Technical Information

Catalogue No: C1180
Category: Navigation/Inertial
Object Type: Control/Data Entry
Object Name: HSI Mode Switch
Part No: 25-001-01
Serial No: 408
Manufacturer: Marconi Avionics
Division: Inertial Navigation [IND]
Platform(s): Jaguar
Year of Manufacture: circa 1970
Dimensions:
Width (mm):
60 
Height (mm):
60 
Depth (mm):
123 
Weight (g):
360 
Location: Triple Shelf Unit L (control panels) [Main Store]
Inscription(s):

H.S.I. Mode Switch
Type No. 25-001-01
Ref No. 6JA/111-8588
Ser No. 408
Code No. K0656

Notes:

This is a Mode Switch to select the TACAN modes for display on the HSI. The NSN given in our database is NSN 6610-99-111-8588 and a Part No.75DSK6210.This item bears IND inspection seals.

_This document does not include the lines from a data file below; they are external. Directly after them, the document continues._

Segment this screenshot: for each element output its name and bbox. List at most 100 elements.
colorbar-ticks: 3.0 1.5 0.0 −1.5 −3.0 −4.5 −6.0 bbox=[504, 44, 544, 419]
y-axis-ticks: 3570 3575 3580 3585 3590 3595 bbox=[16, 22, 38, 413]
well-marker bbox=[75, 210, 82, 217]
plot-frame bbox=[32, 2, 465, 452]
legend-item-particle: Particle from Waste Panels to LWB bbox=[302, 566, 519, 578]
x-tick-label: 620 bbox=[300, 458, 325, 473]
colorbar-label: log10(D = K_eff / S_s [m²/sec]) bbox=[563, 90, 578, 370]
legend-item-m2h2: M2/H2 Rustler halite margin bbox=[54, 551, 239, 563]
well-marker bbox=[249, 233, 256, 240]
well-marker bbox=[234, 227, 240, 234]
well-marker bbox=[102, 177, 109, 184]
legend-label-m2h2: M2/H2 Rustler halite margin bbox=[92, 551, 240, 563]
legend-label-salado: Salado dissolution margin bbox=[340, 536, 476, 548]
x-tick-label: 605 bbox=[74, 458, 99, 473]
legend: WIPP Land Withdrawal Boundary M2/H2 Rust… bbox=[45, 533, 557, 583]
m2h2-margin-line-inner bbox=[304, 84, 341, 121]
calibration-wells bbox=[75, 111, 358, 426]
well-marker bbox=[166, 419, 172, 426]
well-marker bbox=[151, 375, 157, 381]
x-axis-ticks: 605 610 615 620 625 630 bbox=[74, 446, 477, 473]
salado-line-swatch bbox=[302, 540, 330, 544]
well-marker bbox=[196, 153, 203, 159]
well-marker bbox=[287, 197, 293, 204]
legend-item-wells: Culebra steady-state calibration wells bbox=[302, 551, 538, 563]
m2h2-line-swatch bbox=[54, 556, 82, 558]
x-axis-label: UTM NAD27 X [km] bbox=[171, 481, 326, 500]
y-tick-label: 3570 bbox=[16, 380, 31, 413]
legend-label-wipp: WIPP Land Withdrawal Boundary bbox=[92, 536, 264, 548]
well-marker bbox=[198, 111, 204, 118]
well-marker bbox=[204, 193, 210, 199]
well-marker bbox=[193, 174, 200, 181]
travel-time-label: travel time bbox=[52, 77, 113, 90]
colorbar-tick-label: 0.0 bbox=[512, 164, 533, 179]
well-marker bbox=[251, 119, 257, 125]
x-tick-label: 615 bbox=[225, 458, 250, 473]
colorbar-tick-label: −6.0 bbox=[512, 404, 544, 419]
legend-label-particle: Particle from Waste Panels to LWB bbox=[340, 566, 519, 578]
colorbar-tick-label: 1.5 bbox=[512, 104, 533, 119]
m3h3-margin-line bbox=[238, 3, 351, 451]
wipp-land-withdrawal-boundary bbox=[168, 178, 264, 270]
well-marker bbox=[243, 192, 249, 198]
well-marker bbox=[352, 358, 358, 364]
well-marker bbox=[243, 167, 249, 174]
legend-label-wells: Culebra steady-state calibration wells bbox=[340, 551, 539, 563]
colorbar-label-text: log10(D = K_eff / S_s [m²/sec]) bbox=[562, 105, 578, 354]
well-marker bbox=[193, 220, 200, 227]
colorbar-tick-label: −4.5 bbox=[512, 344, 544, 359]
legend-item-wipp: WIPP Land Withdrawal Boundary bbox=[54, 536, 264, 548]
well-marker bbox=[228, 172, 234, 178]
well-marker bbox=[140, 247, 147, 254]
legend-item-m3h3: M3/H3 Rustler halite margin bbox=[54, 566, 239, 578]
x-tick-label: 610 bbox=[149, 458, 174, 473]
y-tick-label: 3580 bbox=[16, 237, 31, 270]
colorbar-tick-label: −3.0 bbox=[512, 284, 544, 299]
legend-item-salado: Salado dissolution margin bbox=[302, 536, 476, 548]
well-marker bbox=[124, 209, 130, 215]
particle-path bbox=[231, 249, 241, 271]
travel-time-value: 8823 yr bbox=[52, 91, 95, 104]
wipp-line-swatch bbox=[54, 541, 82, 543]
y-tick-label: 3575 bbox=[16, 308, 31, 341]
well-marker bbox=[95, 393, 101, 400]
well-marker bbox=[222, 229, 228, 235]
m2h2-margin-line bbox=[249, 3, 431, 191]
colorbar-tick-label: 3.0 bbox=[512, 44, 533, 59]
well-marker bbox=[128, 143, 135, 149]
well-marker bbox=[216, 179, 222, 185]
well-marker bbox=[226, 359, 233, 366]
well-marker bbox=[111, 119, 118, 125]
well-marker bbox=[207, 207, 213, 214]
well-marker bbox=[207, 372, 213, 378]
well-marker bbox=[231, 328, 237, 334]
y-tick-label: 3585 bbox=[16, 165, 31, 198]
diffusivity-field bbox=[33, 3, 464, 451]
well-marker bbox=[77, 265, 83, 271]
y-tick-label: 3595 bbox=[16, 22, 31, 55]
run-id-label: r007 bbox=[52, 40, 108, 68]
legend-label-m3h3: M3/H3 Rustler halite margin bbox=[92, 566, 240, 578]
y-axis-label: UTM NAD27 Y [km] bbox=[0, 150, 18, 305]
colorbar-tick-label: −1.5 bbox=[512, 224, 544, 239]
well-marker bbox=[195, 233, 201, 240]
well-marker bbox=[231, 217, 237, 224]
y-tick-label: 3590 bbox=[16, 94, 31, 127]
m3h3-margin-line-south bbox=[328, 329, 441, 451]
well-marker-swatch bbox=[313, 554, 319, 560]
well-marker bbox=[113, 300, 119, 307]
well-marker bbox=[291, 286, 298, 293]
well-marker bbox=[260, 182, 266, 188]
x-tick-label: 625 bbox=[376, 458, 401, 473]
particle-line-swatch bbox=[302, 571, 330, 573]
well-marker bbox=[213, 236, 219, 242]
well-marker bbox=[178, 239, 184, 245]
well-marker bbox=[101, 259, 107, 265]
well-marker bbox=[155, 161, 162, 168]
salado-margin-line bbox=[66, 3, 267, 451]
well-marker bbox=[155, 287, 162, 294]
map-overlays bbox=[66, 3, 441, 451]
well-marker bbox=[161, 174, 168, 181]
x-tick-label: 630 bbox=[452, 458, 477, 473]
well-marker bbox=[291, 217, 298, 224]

The horizontal situation indicator (commonly called the HSI) is an aircraft flight instrument normally mounted below the artificial horizon in place of a conventional heading indicator. It combines a heading indicator with a VHF omnidirectional range-instrument landing system (VOR-ILS) display. This reduces pilot workload by lessening the number of elements in the pilot's instrument scan to the six basic flight instruments.  

 

A tactical air navigation system, commonly referred to by the acronym TACAN, is a navigation system used by military aircraft. It provides the user with bearing and distance (slant-range or hypotenuse) to a ground or ship-borne station. Aircraft equipped with TACAN avionics can use this system for en route navigation as well as non-precision approaches to landing fields.

The typical TACAN onboard user panel has control switches for setting the channel (corresponding to the desired surface station's assigned frequency), the operation mode for either transmit/receive (T/R, to get both bearing and range) or receive only (REC, to get bearing but not range). Capability was later upgraded to include an air-to-air mode (A/A) where two airborne users can get relative slant-range information. Depending on the installation, Air-to-Air mode may provide range, closure (relative velocity of the other unit), and bearing, though an air-to-air bearing is noticeably less precise than a ground-to-air bearing.